Le fonds d'investissement public singapourien parie que le cycle d'adoption de l'IA ne fait que commencer, prévoyant de tripler son exposition au secteur au cours des six prochaines années.
Temasek Holdings prévoit de porter ses participations liées à l'intelligence artificielle à 75 milliards de dollars d'ici 2030, contre 25 milliards actuellement, selon des dirigeants s'exprimant à San Francisco. Cet objectif ferait passer les actifs IA de 7 % du portefeuille total du fonds à environ 15 %, et à près d'un quart de ses actifs hors Singapour.
« Le cercle vertueux est réel », a déclaré Aftab Mathur, directeur général chargé des investissements en capital-risque et croissance chez Temasek. « Nos sociétés en portefeuille déploient l'IA à grande échelle, ce qui génère des revenus pour les fournisseurs de modèles, ce qui finance le développement des infrastructures, ce qui permet davantage de développement de modèles. »
Cette logique découle directement de l'expérience de Temasek avec son propre portefeuille. DBS Group Holdings, la banque singapourienne valorisée à 140 milliards de dollars, réduit ses effectifs grâce à l'automatisation par l'IA — offrant au fonds un siège de choix pour observer le retour sur investissement de l'IA en entreprise. « La question que nous nous posons constamment est de savoir s'il y a un retour sur investissement », a déclaré Martin Fichtner, directeur général basé à San Francisco chez Temasek. « Jusqu'à présent, la réponse est oui. »
Le virage de 50 milliards de dollars
Temasek a déjà placé des paris sur l'ensemble de la chaîne de valeur de l'IA cette année, participant à des levées de fonds pour Anthropic, le développeur de la famille de modèles Claude ; Isomorphic Labs, la spin-off de découverte de médicaments par IA d'Alphabet ; et Waymo, l'unité de conduite autonome également détenue par Alphabet. Ces investissements couvrent les modèles fondamentaux, l'IA pour les sciences de la vie et les systèmes autonomes — trois couches distinctes de ce que Temasek considère comme un seul changement structurel.
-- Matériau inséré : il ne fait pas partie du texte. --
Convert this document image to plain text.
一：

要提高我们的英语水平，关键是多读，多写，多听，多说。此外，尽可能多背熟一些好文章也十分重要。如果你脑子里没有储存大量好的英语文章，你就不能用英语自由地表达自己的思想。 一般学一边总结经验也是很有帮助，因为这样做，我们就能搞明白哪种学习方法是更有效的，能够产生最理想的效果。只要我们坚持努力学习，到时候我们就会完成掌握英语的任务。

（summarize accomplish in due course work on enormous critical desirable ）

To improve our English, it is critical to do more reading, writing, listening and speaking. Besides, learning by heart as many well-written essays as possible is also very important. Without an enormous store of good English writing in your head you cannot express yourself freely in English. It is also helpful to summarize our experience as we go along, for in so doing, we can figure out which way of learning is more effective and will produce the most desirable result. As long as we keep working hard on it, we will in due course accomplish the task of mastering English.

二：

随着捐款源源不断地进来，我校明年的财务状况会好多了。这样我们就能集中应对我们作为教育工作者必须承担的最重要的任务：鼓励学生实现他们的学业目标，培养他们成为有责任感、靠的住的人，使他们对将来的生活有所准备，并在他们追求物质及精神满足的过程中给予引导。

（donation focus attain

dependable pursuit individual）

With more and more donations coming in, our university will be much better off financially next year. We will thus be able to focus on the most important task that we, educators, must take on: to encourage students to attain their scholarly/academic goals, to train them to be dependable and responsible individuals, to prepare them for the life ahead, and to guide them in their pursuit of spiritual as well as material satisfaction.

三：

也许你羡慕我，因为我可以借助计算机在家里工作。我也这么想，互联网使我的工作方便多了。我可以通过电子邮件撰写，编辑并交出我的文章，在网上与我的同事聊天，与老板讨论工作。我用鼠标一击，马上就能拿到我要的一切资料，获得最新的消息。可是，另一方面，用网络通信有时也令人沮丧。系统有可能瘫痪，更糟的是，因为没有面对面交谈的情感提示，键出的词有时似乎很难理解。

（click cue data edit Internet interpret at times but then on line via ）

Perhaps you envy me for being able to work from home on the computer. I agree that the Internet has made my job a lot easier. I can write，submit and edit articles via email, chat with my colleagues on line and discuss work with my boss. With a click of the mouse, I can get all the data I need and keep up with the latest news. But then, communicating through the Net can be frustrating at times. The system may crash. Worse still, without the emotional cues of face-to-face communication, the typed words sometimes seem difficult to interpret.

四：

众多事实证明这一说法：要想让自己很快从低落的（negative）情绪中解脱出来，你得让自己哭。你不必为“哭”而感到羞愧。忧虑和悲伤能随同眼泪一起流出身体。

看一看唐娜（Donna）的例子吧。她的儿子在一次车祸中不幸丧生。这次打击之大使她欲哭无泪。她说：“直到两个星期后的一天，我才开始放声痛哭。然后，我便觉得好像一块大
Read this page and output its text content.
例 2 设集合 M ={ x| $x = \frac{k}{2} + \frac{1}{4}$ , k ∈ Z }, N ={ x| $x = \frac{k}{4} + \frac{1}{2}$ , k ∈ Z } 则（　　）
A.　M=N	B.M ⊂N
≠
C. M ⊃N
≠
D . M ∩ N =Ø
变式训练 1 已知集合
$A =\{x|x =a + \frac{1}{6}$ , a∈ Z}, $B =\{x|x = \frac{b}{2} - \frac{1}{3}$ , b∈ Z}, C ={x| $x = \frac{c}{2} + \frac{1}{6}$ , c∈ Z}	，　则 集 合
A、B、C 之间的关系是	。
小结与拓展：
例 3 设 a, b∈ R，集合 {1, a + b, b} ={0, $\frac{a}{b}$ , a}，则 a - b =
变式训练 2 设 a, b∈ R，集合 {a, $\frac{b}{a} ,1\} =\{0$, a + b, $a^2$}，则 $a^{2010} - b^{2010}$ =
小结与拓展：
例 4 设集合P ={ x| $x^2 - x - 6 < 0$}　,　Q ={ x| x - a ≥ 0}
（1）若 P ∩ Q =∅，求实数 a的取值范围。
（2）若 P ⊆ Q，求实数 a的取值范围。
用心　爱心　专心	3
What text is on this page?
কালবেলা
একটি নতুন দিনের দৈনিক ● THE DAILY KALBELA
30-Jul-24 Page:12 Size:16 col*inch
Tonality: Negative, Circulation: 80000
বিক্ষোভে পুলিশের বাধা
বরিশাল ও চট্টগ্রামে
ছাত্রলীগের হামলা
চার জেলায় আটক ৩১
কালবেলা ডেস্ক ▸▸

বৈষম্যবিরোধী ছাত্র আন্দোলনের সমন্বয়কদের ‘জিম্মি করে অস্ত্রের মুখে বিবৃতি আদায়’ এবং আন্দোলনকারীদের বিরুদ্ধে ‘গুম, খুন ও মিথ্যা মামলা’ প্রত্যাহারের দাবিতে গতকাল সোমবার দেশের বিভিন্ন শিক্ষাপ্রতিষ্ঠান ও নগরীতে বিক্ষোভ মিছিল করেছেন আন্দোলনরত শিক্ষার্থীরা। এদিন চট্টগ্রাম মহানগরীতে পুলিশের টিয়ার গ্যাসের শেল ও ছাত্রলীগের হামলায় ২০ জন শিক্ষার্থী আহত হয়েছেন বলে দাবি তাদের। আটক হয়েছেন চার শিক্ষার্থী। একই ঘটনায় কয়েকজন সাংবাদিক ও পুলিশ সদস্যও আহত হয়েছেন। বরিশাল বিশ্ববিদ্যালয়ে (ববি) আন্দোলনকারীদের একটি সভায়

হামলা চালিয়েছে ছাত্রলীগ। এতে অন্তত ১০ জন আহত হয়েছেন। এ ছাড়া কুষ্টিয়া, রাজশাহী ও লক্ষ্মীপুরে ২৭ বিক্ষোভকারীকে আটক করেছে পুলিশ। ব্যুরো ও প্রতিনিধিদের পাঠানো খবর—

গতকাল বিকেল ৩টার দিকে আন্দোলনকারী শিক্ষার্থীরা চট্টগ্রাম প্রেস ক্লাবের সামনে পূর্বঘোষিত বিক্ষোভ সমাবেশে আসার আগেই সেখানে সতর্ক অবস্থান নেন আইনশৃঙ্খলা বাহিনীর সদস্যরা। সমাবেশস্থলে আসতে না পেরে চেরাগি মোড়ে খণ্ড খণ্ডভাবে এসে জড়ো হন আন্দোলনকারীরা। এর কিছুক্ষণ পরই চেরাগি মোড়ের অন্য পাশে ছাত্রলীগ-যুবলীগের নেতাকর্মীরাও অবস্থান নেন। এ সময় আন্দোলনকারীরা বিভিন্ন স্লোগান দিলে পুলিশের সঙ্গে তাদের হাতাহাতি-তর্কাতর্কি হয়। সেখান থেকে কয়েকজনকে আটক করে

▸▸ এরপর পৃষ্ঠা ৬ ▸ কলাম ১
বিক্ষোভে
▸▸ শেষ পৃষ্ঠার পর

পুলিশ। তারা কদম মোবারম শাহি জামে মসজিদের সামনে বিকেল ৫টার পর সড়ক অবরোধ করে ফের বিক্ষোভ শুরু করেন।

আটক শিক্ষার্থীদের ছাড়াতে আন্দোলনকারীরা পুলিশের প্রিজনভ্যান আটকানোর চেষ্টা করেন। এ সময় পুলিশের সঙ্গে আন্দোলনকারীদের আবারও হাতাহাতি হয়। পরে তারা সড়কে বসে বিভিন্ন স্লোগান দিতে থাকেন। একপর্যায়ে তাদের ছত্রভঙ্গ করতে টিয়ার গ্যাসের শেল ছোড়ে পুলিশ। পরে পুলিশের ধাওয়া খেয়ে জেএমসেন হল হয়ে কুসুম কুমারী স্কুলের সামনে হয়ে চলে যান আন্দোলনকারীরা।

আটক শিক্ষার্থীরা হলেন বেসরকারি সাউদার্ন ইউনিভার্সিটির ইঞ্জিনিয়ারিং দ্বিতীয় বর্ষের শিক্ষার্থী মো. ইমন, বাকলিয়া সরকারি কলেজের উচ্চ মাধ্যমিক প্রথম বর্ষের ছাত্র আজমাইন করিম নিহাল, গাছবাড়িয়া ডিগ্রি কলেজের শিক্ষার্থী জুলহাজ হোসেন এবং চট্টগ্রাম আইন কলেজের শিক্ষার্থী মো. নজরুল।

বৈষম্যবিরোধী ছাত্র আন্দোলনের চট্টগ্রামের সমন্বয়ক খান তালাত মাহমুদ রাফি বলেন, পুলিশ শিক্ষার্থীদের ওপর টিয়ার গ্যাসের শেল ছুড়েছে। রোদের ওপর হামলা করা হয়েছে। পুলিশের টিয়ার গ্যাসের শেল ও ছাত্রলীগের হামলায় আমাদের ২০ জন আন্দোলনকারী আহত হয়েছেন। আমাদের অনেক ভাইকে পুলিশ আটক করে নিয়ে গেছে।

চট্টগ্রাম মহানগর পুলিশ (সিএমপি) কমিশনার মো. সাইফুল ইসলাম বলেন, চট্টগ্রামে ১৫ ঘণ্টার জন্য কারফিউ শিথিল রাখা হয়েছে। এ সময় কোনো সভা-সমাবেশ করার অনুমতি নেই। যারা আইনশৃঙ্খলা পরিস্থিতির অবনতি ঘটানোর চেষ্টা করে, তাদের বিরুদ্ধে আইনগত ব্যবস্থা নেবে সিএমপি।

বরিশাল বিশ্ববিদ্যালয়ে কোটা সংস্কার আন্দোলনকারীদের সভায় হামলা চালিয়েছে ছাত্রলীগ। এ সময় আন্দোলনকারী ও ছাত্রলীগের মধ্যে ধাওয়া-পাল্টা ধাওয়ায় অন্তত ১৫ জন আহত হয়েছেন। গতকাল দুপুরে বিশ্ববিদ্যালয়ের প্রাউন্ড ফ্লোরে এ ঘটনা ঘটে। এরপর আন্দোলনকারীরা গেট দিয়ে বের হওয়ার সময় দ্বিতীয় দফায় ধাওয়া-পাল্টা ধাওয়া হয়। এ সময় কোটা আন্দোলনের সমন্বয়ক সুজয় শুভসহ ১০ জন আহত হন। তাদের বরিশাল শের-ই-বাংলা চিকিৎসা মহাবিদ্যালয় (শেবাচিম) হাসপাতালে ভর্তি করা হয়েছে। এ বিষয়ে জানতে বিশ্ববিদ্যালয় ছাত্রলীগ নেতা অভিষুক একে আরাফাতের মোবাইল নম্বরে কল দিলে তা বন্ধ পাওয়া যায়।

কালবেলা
L'approche du fonds reflète une évolution plus large du capital institutionnel. Les fonds souverains et les gestionnaires de fonds de pension — capitaux patients aux horizons pluridécennaux — se pressent de plus en plus dans les deals IA aux côtés des investisseurs traditionnels en capital-risque et en croissance. Le plan d'expansion de 50 milliards de dollars de Temasek, s'il est exécuté, ferait du fonds l'un des plus grands allocateurs institutionnels au monde dans ce secteur.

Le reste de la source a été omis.